The goal of the project is to invent a new trans-European forest that can move across the high grounds of the European Peninsula from Portugal and Spain, over the Pyrenees, across the Central Massíf, to the Carpathians and somewhat beyond. The reasons behind inventing a forest is to test a concept. The concept suggests that complex, mixed forests can create a strong enough sponge phenomena in the available earths to replace, in some measure, the waters once supplied to rivers and the lands by slow snow and glacial melt. The forest we envision is not a single forest, but an array of forest types that might live under the new conditions that Global Warming will afford to the high grounds of Europe. Present models indicate a warming and drought trend in Europe that, over the next 50 to 100 years, will move from Spain, across France and the Central Massíf, affecting parts of Germany. Such a drought would obviously negatively impact food production, ecosystemic health and energy production, as well as the social structures that underlie the wellbeing of many.

The research recognizes that the complex weather system at issue is unpredictable in detail, but probable in the outcome, which would be drought moving across parts of Europe. The outcome of drought is the melting of glaciers. The outcome of glacial melt is that water flow in rivers becomes erratic, adding another layer of systemic unpredictability. This work proposes an intervention that has the intention of moving the whole geophysical system toward greater ecological stability, which would in turn enhance cultural stability.

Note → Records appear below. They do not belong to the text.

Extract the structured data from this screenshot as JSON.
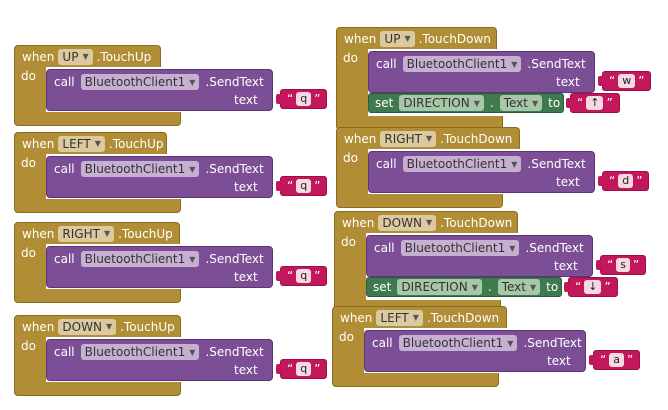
{
  "labels": {
    "when": "when",
    "do": "do",
    "call": "call",
    "text": "text",
    "set": "set",
    "to": "to",
    "dot": ".",
    "quote_open": "“",
    "quote_close": "”"
  },
  "events": [
    {
      "id": "up_touchup",
      "component": "UP",
      "event": ".TouchUp",
      "target": "BluetoothClient1",
      "method": ".SendText",
      "value": "q",
      "set": null
    },
    {
      "id": "left_touchup",
      "component": "LEFT",
      "event": ".TouchUp",
      "target": "BluetoothClient1",
      "method": ".SendText",
      "value": "q",
      "set": null
    },
    {
      "id": "right_touchup",
      "component": "RIGHT",
      "event": ".TouchUp",
      "target": "BluetoothClient1",
      "method": ".SendText",
      "value": "q",
      "set": null
    },
    {
      "id": "down_touchup",
      "component": "DOWN",
      "event": ".TouchUp",
      "target": "BluetoothClient1",
      "method": ".SendText",
      "value": "q",
      "set": null
    },
    {
      "id": "up_touchdown",
      "component": "UP",
      "event": ".TouchDown",
      "target": "BluetoothClient1",
      "method": ".SendText",
      "value": "w",
      "set": {
        "component": "DIRECTION",
        "property": "Text",
        "value": "↑"
      }
    },
    {
      "id": "right_touchdown",
      "component": "RIGHT",
      "event": ".TouchDown",
      "target": "BluetoothClient1",
      "method": ".SendText",
      "value": "d",
      "set": null
    },
    {
      "id": "down_touchdown",
      "component": "DOWN",
      "event": ".TouchDown",
      "target": "BluetoothClient1",
      "method": ".SendText",
      "value": "s",
      "set": {
        "component": "DIRECTION",
        "property": "Text",
        "value": "↓"
      }
    },
    {
      "id": "left_touchdown",
      "component": "LEFT",
      "event": ".TouchDown",
      "target": "BluetoothClient1",
      "method": ".SendText",
      "value": "a",
      "set": null
    }
  ],
  "colors": {
    "event_block": "#b18e35",
    "call_block": "#7b4e95",
    "set_block": "#3f7a4f",
    "string_block": "#c2185b"
  },
  "icons": {
    "dropdown": "triangle-down-icon"
  }
}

This is a request to bring us together with a small group of very distinguished scientists to produce a working research design that would address trans-European sustainability. The perspective of the work would be maintaining water supply and continuing carbon sequestration and encouraging biodiversity in the face of the stresses of climate change. Our proposal suggests that a large-scale vision, commensurate to the large-scale Global Warming outcomes that are presently predicted, needs to be put in place. It is our intention to generate a design in sufficient detail to warrant a much larger and much more detailed funding request for the actual experimental designs. To generate such a design would require both trans-lattitudinal and paleo botanical research.

At present, the best models that we know suggest drought, erratic weather, intermittent heavy storms with erosion and flooding to be outcomes of the warming phenomena. Although the models appear to change yearly as they are refined, the changes are rarely for the better. The intention of this initial proposal is to explore a methodology that might demonstrate how to buffer, from drought and erratic weather, what amounts to be 1.4 million square kilometers of the high grounds of Europe. (The high ground is defined as the land above the 300-350 meter height, which is where the rivers begin and the shapes of watersheds begin to manifest. See maps.)

The intention, from an ecological perspective, is to address the Global Warming problem on the scale at which it exists. Work at such a scale has never been conceived, let alone attempted, thus the initial funding request has a “blue sky” aspect, unlike normal requests. Neither we as artists, nor the scientists we will work with, have a clear idea of the answers, although we all have the same belief that the answers in the affirmative are available and the intention is both laudable and workable.